11.5.2012. The Jewish Week reports that, “at an emergency meeting on Saturday night, a group of parents and organizations pledged to keep the Yeshiva of Belle Harbor operating, from a new location in Brooklyn. The school will no longer merge with the Crown Heights Yeshiva, but will be an independent school. Leaders plan to secure a location and open school there in the next few days.”
Check out and/or fill in the “Post-Sandy Synagogue and Day School Response” Google Doc.
I have heard that there are families who are in serious crisis, with loss of homes, cars, etc. There will be a conference call meeting of the leadership of the SSLI Chesed Committee, the purpose of which is to mobilize within our community and within the National Schechter Network. There are Schechter schools across the country that want to be of assistance to our families who have been badly hit by the Hurricane, and parents of alumni who have offered use of their empty-nest homes for families who need a place to stay while repairs are made.
Solomon Schechter of Long Island needs help. Contact either Head of School Cindy Dolgin (firstname.lastname@example.org or 516-935-1441 ext. 1107) or Executive Director Eileen Bohrer (email@example.com or 516-935-1441 ext. 1131).
11.19.2012. From our friends at The AVI CHAI Foundation‘s JDS Video Academy:
“Use your video skills to rally our schools and communities
to tell those in need ‘We’re here to help!’
Here’s how you can express your support:
2. If your school is already working to help, document your efforts! Create a short video to show your students writing letters or collecting items to donate or helping clear out flooded homes.
3. For ideas on how help, go to PEJE’s blog: http://www.peje.org/blog/?p=1700.
4. Upload the video to your YouTube channel.
5. Post the link to the JDSVA Facebook group and share it through all of your online channels.
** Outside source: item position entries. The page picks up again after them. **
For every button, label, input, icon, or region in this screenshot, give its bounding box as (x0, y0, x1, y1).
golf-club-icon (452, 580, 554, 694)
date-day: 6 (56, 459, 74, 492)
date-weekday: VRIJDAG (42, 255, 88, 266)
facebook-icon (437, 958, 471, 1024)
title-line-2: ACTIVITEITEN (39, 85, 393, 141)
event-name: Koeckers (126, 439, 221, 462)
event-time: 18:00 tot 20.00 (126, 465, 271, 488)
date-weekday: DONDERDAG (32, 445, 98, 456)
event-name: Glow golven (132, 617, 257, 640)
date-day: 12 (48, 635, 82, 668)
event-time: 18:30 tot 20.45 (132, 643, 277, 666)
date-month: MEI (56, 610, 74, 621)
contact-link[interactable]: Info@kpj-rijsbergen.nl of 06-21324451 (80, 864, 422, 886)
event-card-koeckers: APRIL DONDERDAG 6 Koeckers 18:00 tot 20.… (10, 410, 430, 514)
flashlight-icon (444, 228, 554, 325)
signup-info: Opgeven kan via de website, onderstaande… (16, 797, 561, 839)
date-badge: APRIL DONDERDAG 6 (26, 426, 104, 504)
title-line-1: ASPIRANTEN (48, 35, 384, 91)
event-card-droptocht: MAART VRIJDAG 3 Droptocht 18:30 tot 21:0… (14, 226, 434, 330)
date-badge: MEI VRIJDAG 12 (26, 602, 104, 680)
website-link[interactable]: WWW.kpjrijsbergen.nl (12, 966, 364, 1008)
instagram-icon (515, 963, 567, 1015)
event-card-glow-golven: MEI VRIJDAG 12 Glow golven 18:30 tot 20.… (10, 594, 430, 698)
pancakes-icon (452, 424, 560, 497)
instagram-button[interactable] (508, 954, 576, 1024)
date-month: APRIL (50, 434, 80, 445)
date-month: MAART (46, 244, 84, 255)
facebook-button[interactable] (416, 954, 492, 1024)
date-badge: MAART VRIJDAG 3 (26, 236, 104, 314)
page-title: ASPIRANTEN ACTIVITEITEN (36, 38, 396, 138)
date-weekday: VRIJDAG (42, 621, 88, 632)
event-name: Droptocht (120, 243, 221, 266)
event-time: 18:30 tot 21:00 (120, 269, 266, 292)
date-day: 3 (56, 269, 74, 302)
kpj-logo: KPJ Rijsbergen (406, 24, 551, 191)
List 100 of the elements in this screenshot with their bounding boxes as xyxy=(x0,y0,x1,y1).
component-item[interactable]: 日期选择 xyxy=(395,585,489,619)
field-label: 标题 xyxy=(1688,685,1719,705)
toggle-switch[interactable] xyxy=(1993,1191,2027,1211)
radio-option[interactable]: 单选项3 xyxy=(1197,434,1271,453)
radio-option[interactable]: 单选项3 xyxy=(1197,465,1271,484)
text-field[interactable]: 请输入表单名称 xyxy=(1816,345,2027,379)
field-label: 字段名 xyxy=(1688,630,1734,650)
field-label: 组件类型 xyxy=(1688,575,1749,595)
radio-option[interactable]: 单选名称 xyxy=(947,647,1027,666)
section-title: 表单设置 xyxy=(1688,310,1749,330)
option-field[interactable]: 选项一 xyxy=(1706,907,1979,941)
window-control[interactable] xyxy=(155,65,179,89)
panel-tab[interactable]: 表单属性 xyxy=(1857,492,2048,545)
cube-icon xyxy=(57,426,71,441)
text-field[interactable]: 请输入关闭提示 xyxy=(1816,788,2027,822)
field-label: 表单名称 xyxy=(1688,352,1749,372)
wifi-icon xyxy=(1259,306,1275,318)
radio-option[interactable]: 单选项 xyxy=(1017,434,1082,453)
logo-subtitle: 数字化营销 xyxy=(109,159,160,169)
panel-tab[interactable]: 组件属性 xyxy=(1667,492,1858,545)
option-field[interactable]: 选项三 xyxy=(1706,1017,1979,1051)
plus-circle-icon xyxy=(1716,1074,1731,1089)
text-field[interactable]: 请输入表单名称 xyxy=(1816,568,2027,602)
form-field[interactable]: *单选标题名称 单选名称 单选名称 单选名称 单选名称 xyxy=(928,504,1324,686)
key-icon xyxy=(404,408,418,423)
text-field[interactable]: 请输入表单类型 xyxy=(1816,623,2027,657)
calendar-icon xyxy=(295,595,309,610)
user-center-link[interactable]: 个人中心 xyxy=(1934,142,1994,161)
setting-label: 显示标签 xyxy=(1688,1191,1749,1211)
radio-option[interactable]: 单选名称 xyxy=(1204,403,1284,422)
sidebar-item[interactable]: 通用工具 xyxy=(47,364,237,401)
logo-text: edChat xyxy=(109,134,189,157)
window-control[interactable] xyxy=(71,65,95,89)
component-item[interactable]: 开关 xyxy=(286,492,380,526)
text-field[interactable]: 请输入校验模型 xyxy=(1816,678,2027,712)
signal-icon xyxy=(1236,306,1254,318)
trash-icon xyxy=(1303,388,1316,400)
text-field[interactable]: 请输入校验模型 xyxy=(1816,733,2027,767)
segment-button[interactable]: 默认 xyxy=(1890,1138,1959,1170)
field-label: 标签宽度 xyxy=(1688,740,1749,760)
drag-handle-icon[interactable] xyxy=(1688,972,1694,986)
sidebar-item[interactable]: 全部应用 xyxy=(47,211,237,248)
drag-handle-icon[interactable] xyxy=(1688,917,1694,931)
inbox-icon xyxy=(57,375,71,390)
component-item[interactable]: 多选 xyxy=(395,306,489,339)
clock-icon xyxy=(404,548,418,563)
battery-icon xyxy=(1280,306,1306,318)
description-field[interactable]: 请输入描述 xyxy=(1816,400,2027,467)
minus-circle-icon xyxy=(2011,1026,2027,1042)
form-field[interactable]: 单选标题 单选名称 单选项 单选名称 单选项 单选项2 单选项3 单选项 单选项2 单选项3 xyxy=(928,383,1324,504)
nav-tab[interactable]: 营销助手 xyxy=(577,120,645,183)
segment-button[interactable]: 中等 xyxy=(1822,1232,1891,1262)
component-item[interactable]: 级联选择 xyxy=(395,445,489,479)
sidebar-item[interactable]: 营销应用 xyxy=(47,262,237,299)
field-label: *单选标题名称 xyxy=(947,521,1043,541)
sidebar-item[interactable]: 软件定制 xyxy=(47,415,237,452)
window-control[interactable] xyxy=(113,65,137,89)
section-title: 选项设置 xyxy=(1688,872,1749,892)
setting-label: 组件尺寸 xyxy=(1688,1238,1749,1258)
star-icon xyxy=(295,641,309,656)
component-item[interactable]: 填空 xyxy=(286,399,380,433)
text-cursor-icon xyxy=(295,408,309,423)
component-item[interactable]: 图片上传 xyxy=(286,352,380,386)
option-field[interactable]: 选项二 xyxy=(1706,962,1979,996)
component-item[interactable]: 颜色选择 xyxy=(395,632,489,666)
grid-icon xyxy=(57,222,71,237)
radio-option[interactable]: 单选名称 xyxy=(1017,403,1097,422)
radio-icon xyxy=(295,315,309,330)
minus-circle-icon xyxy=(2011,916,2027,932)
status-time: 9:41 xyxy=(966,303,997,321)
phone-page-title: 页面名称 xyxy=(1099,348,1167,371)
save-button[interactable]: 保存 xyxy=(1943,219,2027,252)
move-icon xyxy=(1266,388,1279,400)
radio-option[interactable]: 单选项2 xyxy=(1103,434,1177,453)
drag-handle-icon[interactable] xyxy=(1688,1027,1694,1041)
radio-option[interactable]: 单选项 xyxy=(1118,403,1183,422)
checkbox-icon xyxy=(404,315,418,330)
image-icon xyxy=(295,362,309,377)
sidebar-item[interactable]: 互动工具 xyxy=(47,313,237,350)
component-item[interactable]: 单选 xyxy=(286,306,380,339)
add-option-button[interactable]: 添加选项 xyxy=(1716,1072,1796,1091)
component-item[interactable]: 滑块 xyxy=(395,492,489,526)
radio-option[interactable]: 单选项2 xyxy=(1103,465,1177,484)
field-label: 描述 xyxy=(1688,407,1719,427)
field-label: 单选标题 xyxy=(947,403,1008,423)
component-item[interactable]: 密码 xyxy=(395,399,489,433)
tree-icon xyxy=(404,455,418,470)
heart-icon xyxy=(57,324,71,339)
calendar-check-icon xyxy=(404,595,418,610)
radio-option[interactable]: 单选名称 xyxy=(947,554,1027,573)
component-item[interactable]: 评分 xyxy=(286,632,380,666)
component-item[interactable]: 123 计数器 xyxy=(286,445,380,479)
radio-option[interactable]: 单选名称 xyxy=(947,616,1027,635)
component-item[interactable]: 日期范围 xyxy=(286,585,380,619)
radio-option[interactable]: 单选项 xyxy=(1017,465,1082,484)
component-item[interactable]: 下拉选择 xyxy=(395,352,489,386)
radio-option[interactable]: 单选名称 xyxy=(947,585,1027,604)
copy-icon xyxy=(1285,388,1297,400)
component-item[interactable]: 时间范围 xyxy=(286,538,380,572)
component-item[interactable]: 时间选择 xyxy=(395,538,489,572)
We’ll create a playlist of all the videos on a special Youtube channel.
In the midst of this disaster it is easy for people to feel alone. Let’s tell them they are not alone in this.”___11.21.2012. The New York Times has posted a color-coded map of the flooding in N.Y.C. after the hurricane. A good way to show your students the geography of Sandy’s devastation.
11.27.2012. Just forwarded a list, from the decimated Yeshivah of Belle Harbor, of books and materials needed. Y.B.H.’s mailing address is:
1649 East 13 St.
12.6.2012. From The Jewish Education Project’s Give One Night project:
“In the wake of Superstorm Sandy’s destruction, many Jewish children lost possessions, including their toys and games. This Chanukah, we can turn a holiday traditionally marked by ‘getting’ into one of ‘giving.’
Here’s how you can teach your children the beauty of Tzedakah (charity) and Tikkun Olam (repairing the world) while participating in this act of giving together:
Give: Find a toy drive near you
Teach: Download guides for parents to help make this a powerful moment for your children and teens (at any age)
Share: Use social media tools to inspire others to give-share the light online!”